Cada atardecer, Elías subía a una loma cercana, no con la prisa de ir a una fiesta, sino con la sed de encontrar paz. Mientras el sol se despedía pintando el cielo con los colores de nuestra bandera y la brisa le traía el olor a tierra mojada, abría su Biblia, esa que le regaló su mamá, buscando una señal, una palabra de aliento.
Un día, mientras leía un pasaje que hablaba de cómo Dios abrió el Mar Rojo, una paloma blanca, más pura que el agua de un río en Constanza, bajó del cielo. Se posó cerquita de él, y en ese instante, una calma que no sentía desde niño lo invadió. Las palabras que leía se le metieron en el alma: "¡DIOS ABRE CAMINOS DONDE NO LOS HAY! ¡CONFÍA EN SU PLAN DIVINO!"

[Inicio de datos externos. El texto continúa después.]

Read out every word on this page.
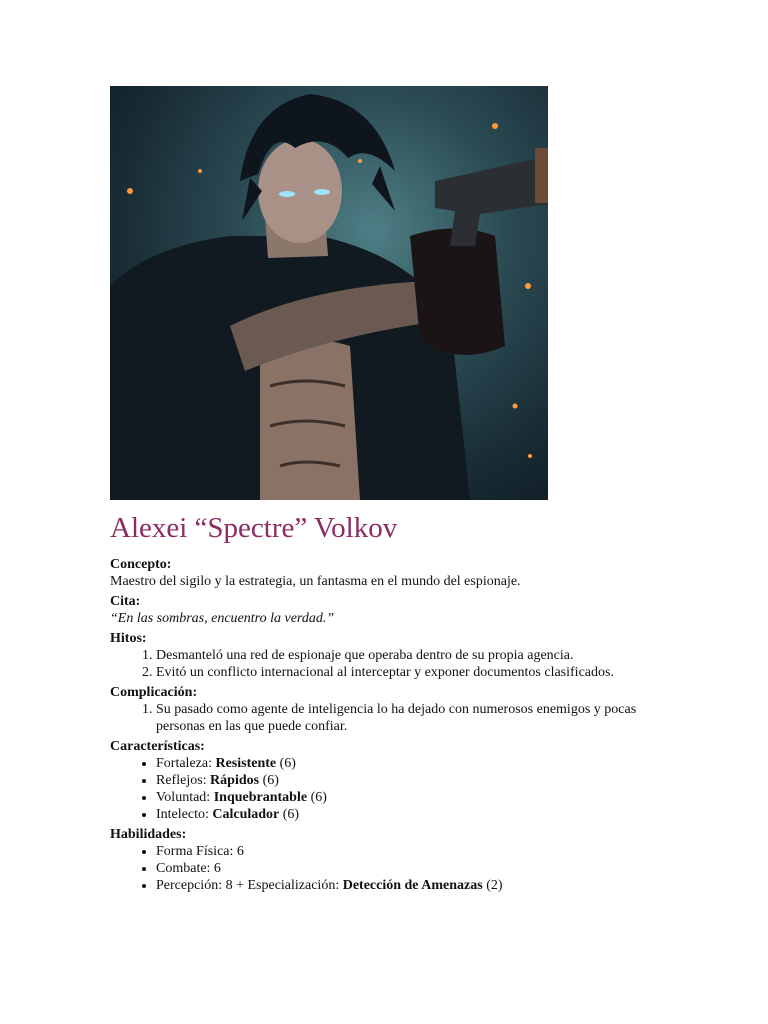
Alexei “Spectre” Volkov

Concepto:

Maestro del sigilo y la estrategia, un fantasma en el mundo del espionaje.

Cita:

“En las sombras, encuentro la verdad.”

Hitos:

1. Desmanteló una red de espionaje que operaba dentro de su propia agencia.
2. Evitó un conflicto internacional al interceptar y exponer documentos clasificados.

Complicación:

1. Su pasado como agente de inteligencia lo ha dejado con numerosos enemigos y pocas personas en las que puede confiar.

Características:

• Fortaleza: Resistente (6)
• Reflejos: Rápidos (6)
• Voluntad: Inquebrantable (6)
• Intelecto: Calculador (6)

Habilidades:

• Forma Física: 6
• Combate: 6
• Percepción: 8 + Especialización: Detección de Amenazas (2)
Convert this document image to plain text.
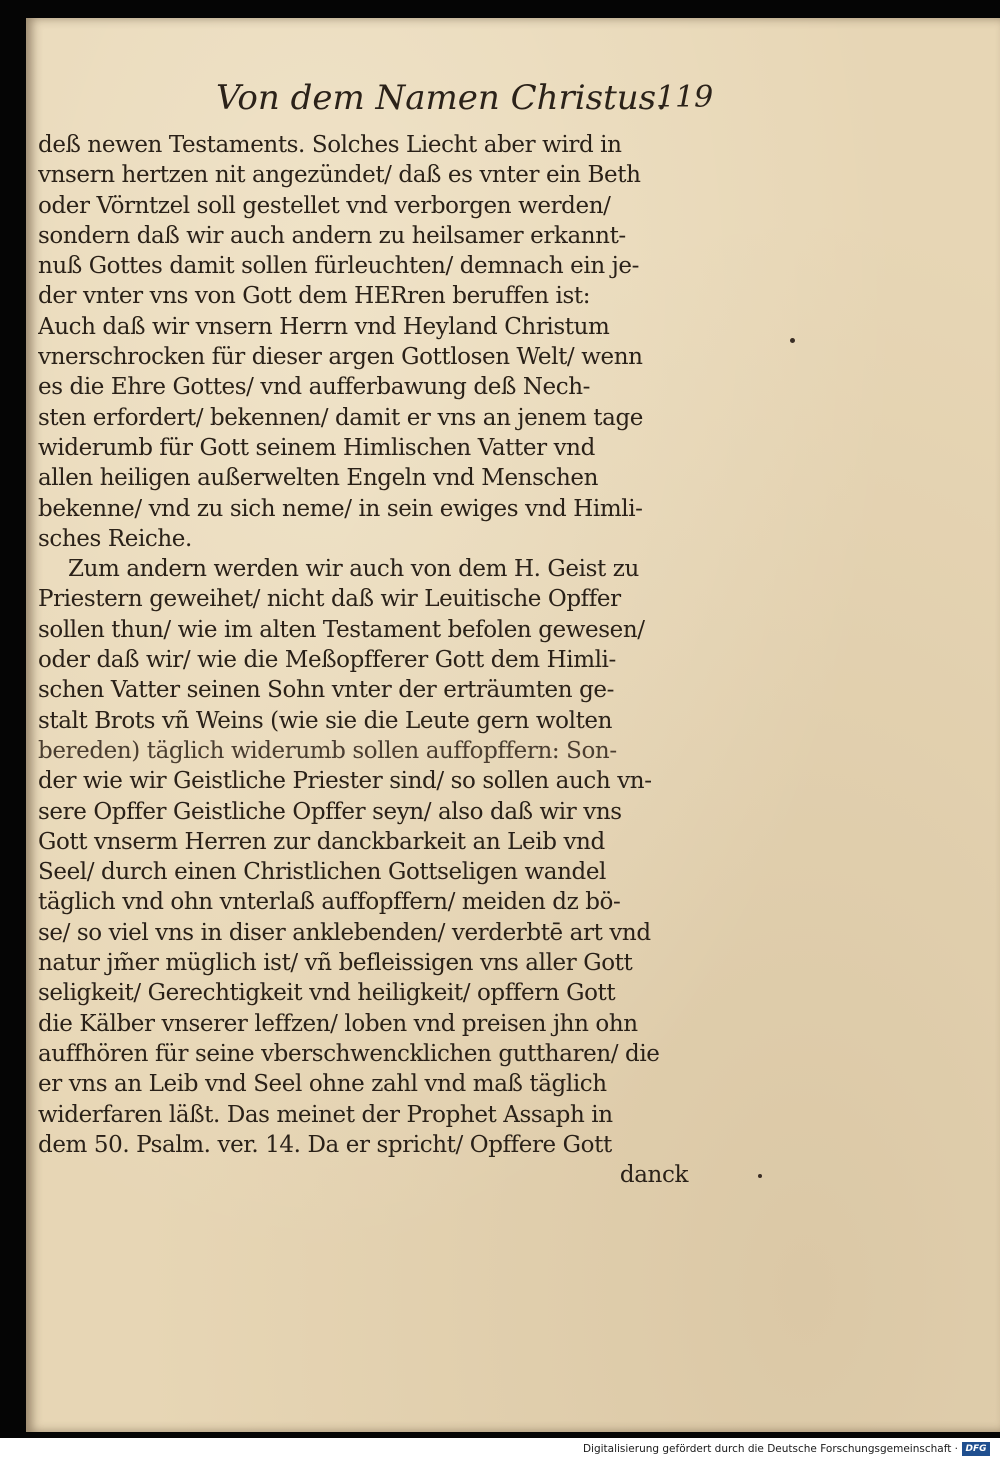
Von dem Namen Christus.
119
deß newen Testaments. Solches Liecht aber wird in
vnsern hertzen nit angezündet/ daß es vnter ein Beth
oder Vörntzel soll gestellet vnd verborgen werden/
sondern daß wir auch andern zu heilsamer erkannt-
nuß Gottes damit sollen fürleuchten/ demnach ein je-
der vnter vns von Gott dem HERren beruffen ist:
Auch daß wir vnsern Herrn vnd Heyland Christum
vnerschrocken für dieser argen Gottlosen Welt/ wenn
es die Ehre Gottes/ vnd aufferbawung deß Nech-
sten erfordert/ bekennen/ damit er vns an jenem tage
widerumb für Gott seinem Himlischen Vatter vnd
allen heiligen außerwelten Engeln vnd Menschen
bekenne/ vnd zu sich neme/ in sein ewiges vnd Himli-
sches Reiche.
Zum andern werden wir auch von dem H. Geist zu
Priestern geweihet/ nicht daß wir Leuitische Opffer
sollen thun/ wie im alten Testament befolen gewesen/
oder daß wir/ wie die Meßopfferer Gott dem Himli-
schen Vatter seinen Sohn vnter der erträumten ge-
stalt Brots vñ Weins (wie sie die Leute gern wolten
bereden) täglich widerumb sollen auffopffern: Son-
der wie wir Geistliche Priester sind/ so sollen auch vn-
sere Opffer Geistliche Opffer seyn/ also daß wir vns
Gott vnserm Herren zur danckbarkeit an Leib vnd
Seel/ durch einen Christlichen Gottseligen wandel
täglich vnd ohn vnterlaß auffopffern/ meiden dz bö-
se/ so viel vns in diser anklebenden/ verderbtē art vnd
natur jm̃er müglich ist/ vñ befleissigen vns aller Gott
seligkeit/ Gerechtigkeit vnd heiligkeit/ opffern Gott
die Kälber vnserer leffzen/ loben vnd preisen jhn ohn
auffhören für seine vberschwencklichen guttharen/ die
er vns an Leib vnd Seel ohne zahl vnd maß täglich
widerfaren läßt. Das meinet der Prophet Assaph in
dem 50. Psalm. ver. 14. Da er spricht/ Opffere Gott
danck
Digitalisierung gefördert durch die Deutsche Forschungsgemeinschaft · DFG
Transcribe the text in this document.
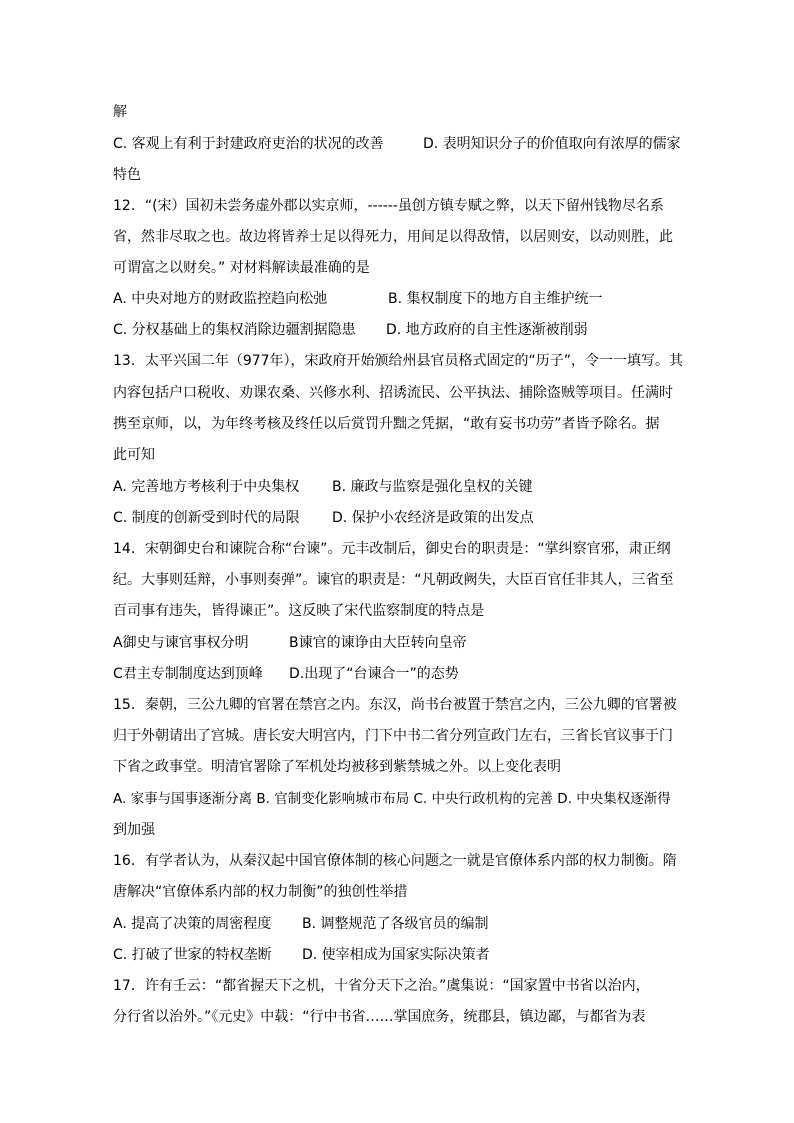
解
C. 客观上有利于封建政府吏治的状况的改善	D. 表明知识分子的价值取向有浓厚的儒家
特色
12．“(宋）国初未尝务虚外郡以实京师，------虽创方镇专赋之弊，以天下留州钱物尽名系
省，然非尽取之也。故边将皆养士足以得死力，用间足以得敌情，以居则安，以动则胜，此
可谓富之以财矣。” 对材料解读最准确的是
A. 中央对地方的财政监控趋向松弛	B. 集权制度下的地方自主维护统一
C. 分权基础上的集权消除边疆割据隐患 D. 地方政府的自主性逐渐被削弱
13．太平兴国二年（977年），宋政府开始颁给州县官员格式固定的“历子”，令一一填写。其
内容包括户口税收、劝课农桑、兴修水利、招诱流民、公平执法、捕除盗贼等项目。任满时
携至京师，以，为年终考核及终任以后赏罚升黜之凭据，“敢有妄书功劳”者皆予除名。据
此可知
A. 完善地方考核利于中央集权 B. 廉政与监察是强化皇权的关键
C. 制度的创新受到时代的局限 D. 保护小农经济是政策的出发点
14．宋朝御史台和谏院合称“台谏”。元丰改制后，御史台的职责是：“掌纠察官邪，肃正纲
纪。大事则廷辩，小事则奏弹”。谏官的职责是：“凡朝政阙失，大臣百官任非其人，三省至
百司事有违失，皆得谏正”。这反映了宋代监察制度的特点是
A御史与谏官事权分明	B谏官的谏诤由大臣转向皇帝
C君主专制制度达到顶峰 D.出现了“台谏合一”的态势
15．秦朝，三公九卿的官署在禁宫之内。东汉，尚书台被置于禁宫之内，三公九卿的官署被
归于外朝请出了宫城。唐长安大明宫内，门下中书二省分列宣政门左右，三省长官议事于门
下省之政事堂。明清官署除了军机处均被移到紫禁城之外。以上变化表明
A. 家事与国事逐渐分离 B. 官制变化影响城市布局 C. 中央行政机构的完善 D. 中央集权逐渐得
到加强
16．有学者认为，从秦汉起中国官僚体制的核心问题之一就是官僚体系内部的权力制衡。隋
唐解决“官僚体系内部的权力制衡”的独创性举措
A. 提高了决策的周密程度 B. 调整规范了各级官员的编制
C. 打破了世家的特权垄断 D. 使宰相成为国家实际决策者
17．许有壬云：“都省握天下之机，十省分天下之治。”虞集说：“国家置中书省以治内，
分行省以治外。”《元史》中载：“行中书省……掌国庶务，统郡县，镇边鄙，与都省为表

En ese momento, Elías entendió. No se trataba de romperse la cabeza buscando una solución por su cuenta, como si él solo pudiera resolverlo todo. Se trataba de soltar esa carga y confiar en que el Señor, que sabe más que un viejo refrán, ya tenía un camino para él, aunque ahora mismo lo viera más oscuro que un café sin azúcar. Comprendió que sus "callejones sin salida" eran solo una invitación para que Dios se luciera, ¡para que hiciera un milagro a lo dominicano!
Con el corazón más liviano que un bollo de pan en el desayuno y una fe más fuerte que el merengue en carnaval, Elías regresó a su casa. Las deudas no se esfumaron como por arte de magia, pero la chispa en sus ojos volvió. Empezó a orar con más ganas que un fanático en un partido de pelota, a buscar la dirección de Dios en cada paso y a actuar con la certeza de que el "Altísimo" estaba con él.
Y poco a poco, de la forma más inesperada, como cuando te sale un billete en un pantalón viejo, las cosas comenzaron a arreglarse. Un vecino le ofreció una oportunidad de trabajo, el mecánico le dio un "break" con el concho y, al final, ese camino que parecía cerrado se abrió de par en par, más bonito y sorprendente de lo que jamás imaginó. ¡Dios siempre tenía un "plan B" mejor!
La historia de Elías es un recordatorio de que, no importa cuán "apretada" esté la situación, Dios siempre tiene una salida. Solo necesitamos buscar Su Palabra, sentir Su Espíritu y, sobre todo, ¡CONFÍAR EN SU PLAN DIVINO!